ʹİmm ~ عِمٌّ

Kamus-ı Muhit - عم maddesi

عِمٌّ [ʹİmm] (ʹayn’ın kesriyle) Ḩaleb kazâsında bir karye adıdır; meftûhu’l-ʹayn olan عَمٌّ [ʹAmm] mezkûr değildir.

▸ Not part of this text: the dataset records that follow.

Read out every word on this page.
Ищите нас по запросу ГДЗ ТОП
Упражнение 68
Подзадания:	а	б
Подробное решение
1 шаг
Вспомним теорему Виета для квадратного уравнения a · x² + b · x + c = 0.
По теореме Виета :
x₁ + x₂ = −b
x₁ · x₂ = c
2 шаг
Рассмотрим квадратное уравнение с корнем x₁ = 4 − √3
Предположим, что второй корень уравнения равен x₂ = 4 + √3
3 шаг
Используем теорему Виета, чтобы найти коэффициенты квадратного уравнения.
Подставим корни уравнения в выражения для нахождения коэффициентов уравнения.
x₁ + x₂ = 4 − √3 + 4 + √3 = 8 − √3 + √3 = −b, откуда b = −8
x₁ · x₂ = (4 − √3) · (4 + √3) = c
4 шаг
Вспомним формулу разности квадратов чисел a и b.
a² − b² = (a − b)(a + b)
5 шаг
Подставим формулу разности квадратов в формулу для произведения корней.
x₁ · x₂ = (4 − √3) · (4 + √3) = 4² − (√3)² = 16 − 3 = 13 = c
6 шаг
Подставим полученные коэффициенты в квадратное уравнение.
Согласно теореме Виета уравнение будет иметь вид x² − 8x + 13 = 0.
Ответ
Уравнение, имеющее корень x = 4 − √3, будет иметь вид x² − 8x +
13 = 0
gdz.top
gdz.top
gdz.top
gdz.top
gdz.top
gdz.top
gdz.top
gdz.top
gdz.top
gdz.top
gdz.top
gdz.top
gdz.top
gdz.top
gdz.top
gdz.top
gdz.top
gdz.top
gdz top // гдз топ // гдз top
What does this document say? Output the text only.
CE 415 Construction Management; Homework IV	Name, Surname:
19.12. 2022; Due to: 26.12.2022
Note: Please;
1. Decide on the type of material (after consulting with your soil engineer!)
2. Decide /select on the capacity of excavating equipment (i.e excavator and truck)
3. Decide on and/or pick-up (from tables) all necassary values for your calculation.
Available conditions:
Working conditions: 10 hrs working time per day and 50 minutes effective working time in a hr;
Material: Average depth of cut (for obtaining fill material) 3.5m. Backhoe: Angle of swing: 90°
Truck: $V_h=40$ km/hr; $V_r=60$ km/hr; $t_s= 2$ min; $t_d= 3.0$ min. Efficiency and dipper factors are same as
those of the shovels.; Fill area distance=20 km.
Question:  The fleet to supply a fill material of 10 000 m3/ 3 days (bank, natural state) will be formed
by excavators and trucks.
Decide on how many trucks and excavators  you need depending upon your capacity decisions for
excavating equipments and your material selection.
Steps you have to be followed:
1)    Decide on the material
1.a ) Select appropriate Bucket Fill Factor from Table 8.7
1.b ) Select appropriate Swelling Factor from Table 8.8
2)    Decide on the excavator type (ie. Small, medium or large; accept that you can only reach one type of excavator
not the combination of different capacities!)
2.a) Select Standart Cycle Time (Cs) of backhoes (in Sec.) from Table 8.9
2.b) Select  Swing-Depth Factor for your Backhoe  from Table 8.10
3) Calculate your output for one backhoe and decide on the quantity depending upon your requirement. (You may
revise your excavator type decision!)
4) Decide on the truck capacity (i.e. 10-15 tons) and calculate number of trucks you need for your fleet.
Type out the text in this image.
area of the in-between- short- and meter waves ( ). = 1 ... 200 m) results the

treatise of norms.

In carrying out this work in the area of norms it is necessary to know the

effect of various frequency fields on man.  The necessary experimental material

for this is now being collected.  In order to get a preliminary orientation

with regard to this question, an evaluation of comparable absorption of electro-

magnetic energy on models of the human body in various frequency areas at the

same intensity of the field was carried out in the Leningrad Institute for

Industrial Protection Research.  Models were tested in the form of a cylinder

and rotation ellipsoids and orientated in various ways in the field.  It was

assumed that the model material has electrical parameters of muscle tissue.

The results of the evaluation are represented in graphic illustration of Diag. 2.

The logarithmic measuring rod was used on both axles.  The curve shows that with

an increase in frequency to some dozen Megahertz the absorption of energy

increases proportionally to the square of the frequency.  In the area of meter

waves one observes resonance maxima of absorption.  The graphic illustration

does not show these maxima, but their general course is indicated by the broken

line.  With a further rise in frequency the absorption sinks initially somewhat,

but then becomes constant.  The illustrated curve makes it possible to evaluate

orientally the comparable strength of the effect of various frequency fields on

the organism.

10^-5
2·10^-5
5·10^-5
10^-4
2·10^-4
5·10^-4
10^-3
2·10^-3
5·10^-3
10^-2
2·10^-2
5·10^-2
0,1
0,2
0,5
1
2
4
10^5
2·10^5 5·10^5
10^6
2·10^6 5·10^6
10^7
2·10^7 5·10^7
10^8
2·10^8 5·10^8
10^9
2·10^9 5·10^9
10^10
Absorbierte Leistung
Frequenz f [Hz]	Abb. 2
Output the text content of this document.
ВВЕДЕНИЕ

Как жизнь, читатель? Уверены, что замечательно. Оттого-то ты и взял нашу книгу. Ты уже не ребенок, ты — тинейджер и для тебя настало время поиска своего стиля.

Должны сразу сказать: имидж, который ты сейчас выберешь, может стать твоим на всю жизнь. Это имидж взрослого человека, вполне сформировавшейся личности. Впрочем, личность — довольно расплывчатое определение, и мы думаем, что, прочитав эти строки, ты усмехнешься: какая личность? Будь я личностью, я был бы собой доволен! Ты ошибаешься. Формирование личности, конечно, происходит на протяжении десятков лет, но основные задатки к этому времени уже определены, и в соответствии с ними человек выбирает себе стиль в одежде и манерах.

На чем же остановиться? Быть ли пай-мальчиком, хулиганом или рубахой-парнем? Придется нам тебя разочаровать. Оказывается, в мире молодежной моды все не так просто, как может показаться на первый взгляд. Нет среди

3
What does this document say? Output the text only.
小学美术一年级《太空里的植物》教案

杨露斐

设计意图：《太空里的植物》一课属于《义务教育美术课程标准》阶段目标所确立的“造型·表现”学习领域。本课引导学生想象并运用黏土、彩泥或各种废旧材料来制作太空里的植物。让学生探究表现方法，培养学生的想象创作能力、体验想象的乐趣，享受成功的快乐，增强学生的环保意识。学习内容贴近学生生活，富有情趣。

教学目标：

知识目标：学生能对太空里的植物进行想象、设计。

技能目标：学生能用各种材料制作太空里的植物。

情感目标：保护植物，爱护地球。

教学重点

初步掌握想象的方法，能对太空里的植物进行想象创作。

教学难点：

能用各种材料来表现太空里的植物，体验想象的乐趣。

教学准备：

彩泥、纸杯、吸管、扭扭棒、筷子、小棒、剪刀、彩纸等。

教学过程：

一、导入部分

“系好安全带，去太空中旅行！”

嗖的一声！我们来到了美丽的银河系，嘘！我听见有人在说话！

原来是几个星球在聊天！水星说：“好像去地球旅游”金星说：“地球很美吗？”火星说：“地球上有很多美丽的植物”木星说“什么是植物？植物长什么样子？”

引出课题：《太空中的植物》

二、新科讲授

Mütercim der ki baʹzı usûlde إِبْنَا عَمَّةٍ sûretini resm eylemişler, meselâ Zeyd’in kız kardeşini ʹAmr tezevvüc ve ʹAmr’ın kız kardeşini Zeyd tezevvüc edip her birinden evlâd hâsıl olsa, Zeyd’in kız kardeşi Zeyd’in oğluna ve ʹAmr’ın kız kardeşi ʹAmr’ın oğluna عَمَّةٌ [ʹammet] olur ve kendiler إِبْنَا عَمَّةٍ olurlar, baʹdehu kelâm menʹ-i ıtlâkîde değildir, belki menʹ-i cevâzdadır diye te΄vîl eylediler. Ve şârihin beyânına göre عَمٌّ [ʹamm] şümûl maʹnâsından me΄hûzdur ki şümûl-ı übüvvet olacaktır. İntehâ. Ve

عَمٌّ [ʹamm] Cemâʹat-i kesîreye denir. Ve otluğun ve çayır makûlesinin mecmûʹuna denir. Ve bir mevziʹ adıdır. Ve Ḩaleb ile Anṯâkiye beyninde bir karye adıdır; ʹUkkâşe el-ʹAmmî nâm şâʹir oradandır. Ve

عَمَّةٌ [ʹammet] Uzun hurmâ ağaçlarına denir; bunda zammla da lügattir. Ve bir kabîle pederi olan Mâlik b. Ḩanżale’nin lakabıdır, kabîle halkına عَمِّيُّونَ [ʹAmmiyyûn] derler. Ve baʹzılar dedi ki عَمٌّ [ʹamm]a nisbette عَمَّوِيُّونَ [ʹAmmeviyyûn] denir, fark için gûyâ ki عَمِّي [ʹammî] lafzına mensûbdur. Ve

عَمٌّ [ʹamm] Başa dülbend sarınmak maʹnâsınadır; yukâlu: عُمَّ رَأْسُهُ عَلَى الْمَجْهُولِ عَمًّا أَيْ لُفَّتْ عَلَيْهِ الْعِمَامَةُ

Vankulu Lugatı - عم maddesi

عِمْ [ʹim] (ʹayn’ın kesri ve sükûn üzere binâsı ile) Kelime-i duʹâ ve tahiyyettir; minhu kavluhum: عِمْ صَبَاحًا gûyâ ki نَعَمَ يَنْعَمُ dan me΄hûzdur bâb-ı sâdisten, kelime-i كُلْ [kul] أَكَلَ يَأْكُلُ den me΄hûz olduğu gibi, istihfâfen hemzesin hazf etmekle.

عَمَّ [ʹamme] (ʹayn’ın fethi ve mîm’in fethi ve teşdîdiyle) Aslında عَمَّا idi, ne şey΄den maʹnâsına, nitekim Bârî taʹâlânın ﴿عَمَّ يَتَسَاءَلُونَ﴾ (النبأ،1) dediği kavlinde vâkiʹ olmuştur, pes kelime-i istifhâmdan tahfîfen elif hazf olunmuştur.